Sacramento Sheriff Sued for Censoring BLM Leaders on Facebook

Banning People from Government Facebook Pages Based on Speech, Identity, or Views is Unconstitutional

Media Contact:, (415) 621-2493

Article Media

SACRAMENTO — The ACLU Foundation of Northern California along with the law firm Rogers Joseph O’Donnell today filed suit on behalf of Black Lives Matter leaders who were unlawfully blocked from Sacramento Sheriff Scott Jones’ official Facebook page.

Tanya Faison and Sonia Lewis, co-leaders of Black Lives Matter Sacramento, have been vocal critics of the sheriff and other law enforcement officials over the past several years. After a report was published critical of the sheriff’s department in the death of Mikel McIntyre, one of several black men killed by Sacramento deputies, Sheriff Jones responded by refusing to allow any investigation of his deputies. Sheriff Jones used his official Facebook page to seek support for his actions and criticize his opponents, including BLM. In October and November, Faison and Lewis posted criticism of Sheriff Jones’ resistance on his Facebook page. In response, Jones deleted their comments and then blocked them.

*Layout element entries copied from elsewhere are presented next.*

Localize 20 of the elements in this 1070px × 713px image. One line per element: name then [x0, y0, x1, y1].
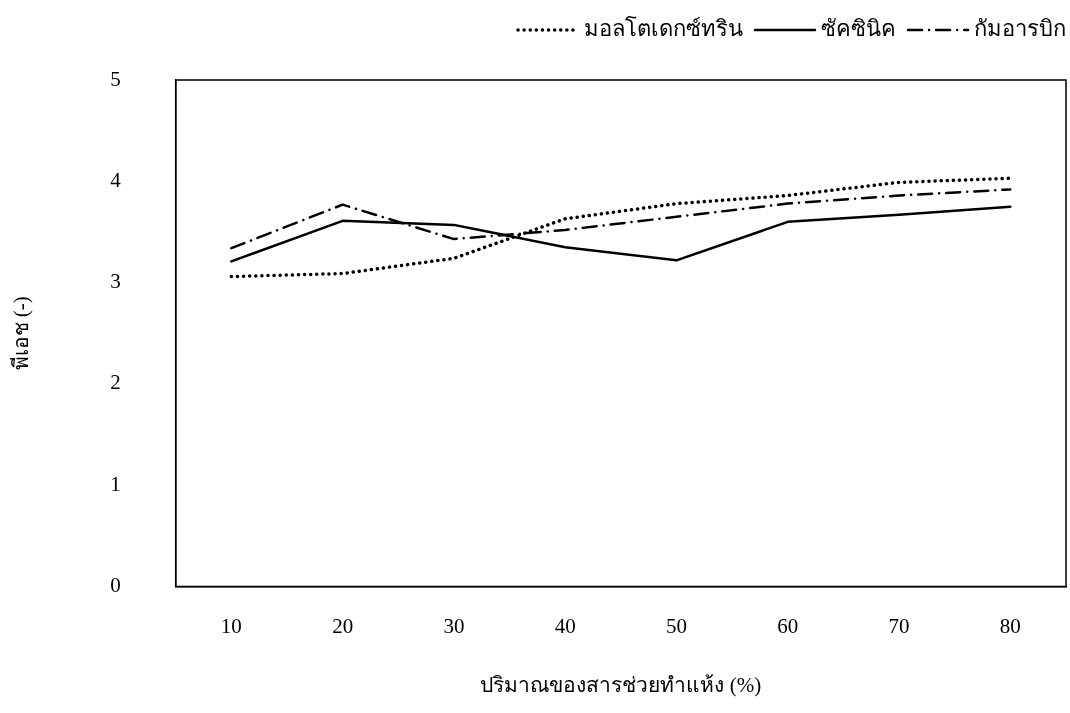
x-tick-label: 60 — [777, 613, 799, 638]
y-axis-title: พีเอช (-) — [9, 296, 34, 371]
x-tick-label: 20 — [332, 613, 354, 638]
line-series — [229, 176, 1013, 279]
x-tick-label: 10 — [220, 613, 242, 638]
y-tick-label: 1 — [110, 471, 121, 496]
x-axis-title: ปริมาณของสารช่วยทำแห้ง (%) — [480, 672, 762, 697]
legend-label: มอลโตเดกซ์ทริน — [584, 15, 743, 41]
x-tick-label: 50 — [665, 613, 687, 638]
legend-label: ซัคซินิค — [821, 15, 896, 41]
legend-label: กัมอารบิก — [974, 15, 1066, 41]
y-tick-label: 0 — [110, 573, 121, 598]
x-tick-label: 70 — [888, 613, 910, 638]
y-tick-label: 5 — [110, 66, 121, 91]
x-tick-label: 80 — [999, 613, 1021, 638]
y-tick-label: 4 — [110, 167, 122, 192]
y-tick-label: 3 — [110, 269, 121, 294]
x-tick-label: 40 — [554, 613, 576, 638]
x-tick-label: 30 — [443, 613, 465, 638]
y-tick-label: 2 — [110, 370, 121, 395]
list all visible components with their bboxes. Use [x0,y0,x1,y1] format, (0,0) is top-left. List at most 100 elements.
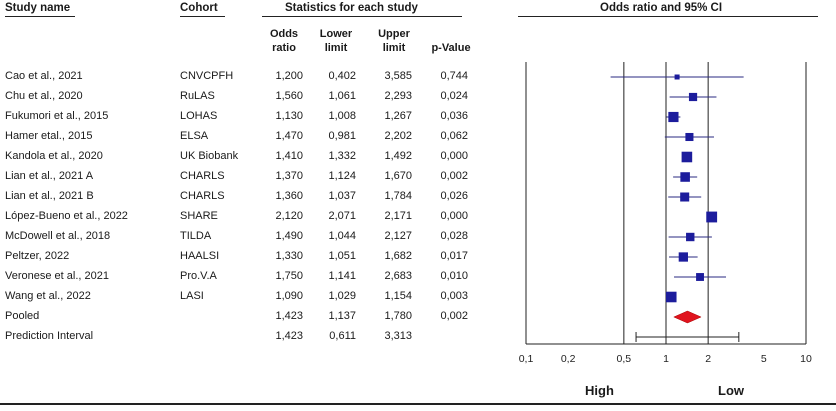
upper-limit-cell: 1,154 [384,290,412,302]
study-marker [696,273,704,281]
col-upper-header: Upper limit [372,27,416,55]
study-marker [686,232,695,242]
odds-ratio-cell: 1,330 [275,250,303,262]
pooled-diamond [673,310,702,324]
study-marker [674,74,680,80]
study-name-cell: Veronese et al., 2021 [5,270,109,282]
study-name-cell: McDowell et al., 2018 [5,230,111,242]
p-value-cell: 0,000 [440,210,468,222]
cohort-cell: SHARE [180,210,218,222]
x-tick-label: 0,2 [561,353,576,365]
header-statistics: Statistics for each study [285,2,418,14]
study-marker [685,132,694,142]
cohort-cell: CHARLS [180,170,225,182]
col-upper-line2: limit [382,42,406,54]
col-odds-ratio-header: Odds ratio [262,27,306,55]
cohort-cell: CNVCPFH [180,70,234,82]
upper-limit-cell: 1,492 [384,150,412,162]
upper-limit-cell: 2,127 [384,230,412,242]
x-tick-label: 5 [761,353,767,365]
study-name-cell: Pooled [5,310,40,322]
header-forest-underline [518,16,818,17]
lower-limit-cell: 1,332 [328,150,356,162]
study-name-cell: Peltzer, 2022 [5,250,70,262]
col-upper-line1: Upper [378,28,410,40]
p-value-cell: 0,026 [440,190,468,202]
odds-ratio-cell: 1,090 [275,290,303,302]
x-tick-label: 2 [705,353,711,365]
x-tick-label: 10 [800,353,812,365]
study-marker [668,111,679,123]
lower-limit-cell: 1,029 [328,290,356,302]
study-name-cell: Prediction Interval [5,330,94,342]
x-tick-label: 1 [663,353,669,365]
p-value-cell: 0,000 [440,150,468,162]
cohort-cell: CHARLS [180,190,225,202]
p-value-cell: 0,010 [440,270,468,282]
lower-limit-cell: 0,402 [328,70,356,82]
lower-limit-cell: 2,071 [328,210,356,222]
col-lower-line1: Lower [319,28,353,40]
study-marker [681,151,693,163]
header-statistics-underline [262,16,462,17]
upper-limit-cell: 1,682 [384,250,412,262]
cohort-cell: ELSA [180,130,209,142]
header-study-name: Study name [5,2,71,14]
x-tick-label: 0,1 [519,353,534,365]
p-value-cell: 0,028 [440,230,468,242]
odds-ratio-cell: 1,130 [275,110,303,122]
col-p-line2: p-Value [431,42,471,54]
cohort-cell: UK Biobank [180,150,239,162]
upper-limit-cell: 1,780 [384,310,412,322]
lower-limit-cell: 1,008 [328,110,356,122]
upper-limit-cell: 3,585 [384,70,412,82]
study-name-cell: Wang et al., 2022 [5,290,91,302]
upper-limit-cell: 1,670 [384,170,412,182]
cohort-cell: HAALSI [180,250,220,262]
odds-ratio-cell: 1,410 [275,150,303,162]
header-forest: Odds ratio and 95% CI [600,2,723,14]
cohort-cell: TILDA [180,230,212,242]
x-tick-label: 0,5 [617,353,632,365]
p-value-cell: 0,744 [440,70,468,82]
odds-ratio-cell: 2,120 [275,210,303,222]
study-name-cell: López-Bueno et al., 2022 [5,210,128,222]
study-name-cell: Cao et al., 2021 [5,70,83,82]
odds-ratio-cell: 1,370 [275,170,303,182]
cohort-cell: Pro.V.A [180,270,217,282]
lower-limit-cell: 1,137 [328,310,356,322]
upper-limit-cell: 2,293 [384,90,412,102]
study-marker [680,172,690,182]
p-value-cell: 0,024 [440,90,468,102]
study-name-cell: Fukumori et al., 2015 [5,110,109,122]
study-name-cell: Kandola et al., 2020 [5,150,103,162]
odds-ratio-cell: 1,560 [275,90,303,102]
odds-ratio-cell: 1,470 [275,130,303,142]
col-or-line1: Odds [269,28,299,40]
p-value-cell: 0,036 [440,110,468,122]
upper-limit-cell: 1,784 [384,190,412,202]
odds-ratio-cell: 1,200 [275,70,303,82]
study-marker [688,92,698,102]
label-low: Low [718,383,744,398]
odds-ratio-cell: 1,423 [275,310,303,322]
col-pvalue-header: p-Value [426,27,476,55]
upper-limit-cell: 2,683 [384,270,412,282]
header-cohort-underline [180,16,225,17]
label-high: High [585,383,614,398]
p-value-cell: 0,062 [440,130,468,142]
cohort-cell: LOHAS [180,110,218,122]
study-marker [678,252,688,262]
study-name-cell: Lian et al., 2021 A [5,170,94,182]
lower-limit-cell: 1,141 [328,270,356,282]
study-name-cell: Lian et al., 2021 B [5,190,94,202]
lower-limit-cell: 1,124 [328,170,356,182]
odds-ratio-cell: 1,750 [275,270,303,282]
study-marker [706,211,718,223]
lower-limit-cell: 0,981 [328,130,356,142]
odds-ratio-cell: 1,490 [275,230,303,242]
cohort-cell: RuLAS [180,90,215,102]
col-lower-header: Lower limit [314,27,358,55]
study-marker [665,291,677,303]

“This attempt to silence us shows how little the sheriff values Black lives and the movement to combat injustice and inequality,” said Faison, who remains blocked and unable to comment. “It is our role to call public attention to state violence and racist policing whether the sheriff likes it or not.”

Sean Riordan, a senior staff attorney with the ACLU Foundation of Northern California, said the local leaders have the right to criticize the sheriff under both state and federal constitutions.

“The sheriff’s decision to silence them based on their views violates their free speech rights, undermines public trust of government, and offends democratic values,” Riordan said. “Free speech must be protected from government censorship on social media just as it is in a public meeting or any forum where people debate politics, religion, and other social issues. The methods may change but the protections of the Constitution don’t.”

A growing number of courts are affirming that First Amendment protections apply to governments social media pages and accounts. The ACLU has sued public officials in several other states, including governors in Maine and Maryland, after they blocked constituents on their official pages. In May, a federal court in New York ruled that President Trump violated the First Amendment by blocking Twitter users based on the content of their speech. Earlier this month, the federal Fourth Circuit Court of Appeals ruled that the interactive portion of a public official’s Facebook page is a “public forum,” so an official cannot block people based on opinions they hold.

The ACLU is seeking a ruling declaring Jones’ actions violate the First Amendment and California Constitution, an injunction requiring Jones to unblock Faison and Lewis, and damages.

“This case is about ensuring that every voice is heard,” said John Heller of Rogers Joseph O’Donnell.  “The First Amendment requires no less.”

The case, Faison v. Jones, was filed in the Sacramento Division of the U.S. District Court for the Eastern District of California.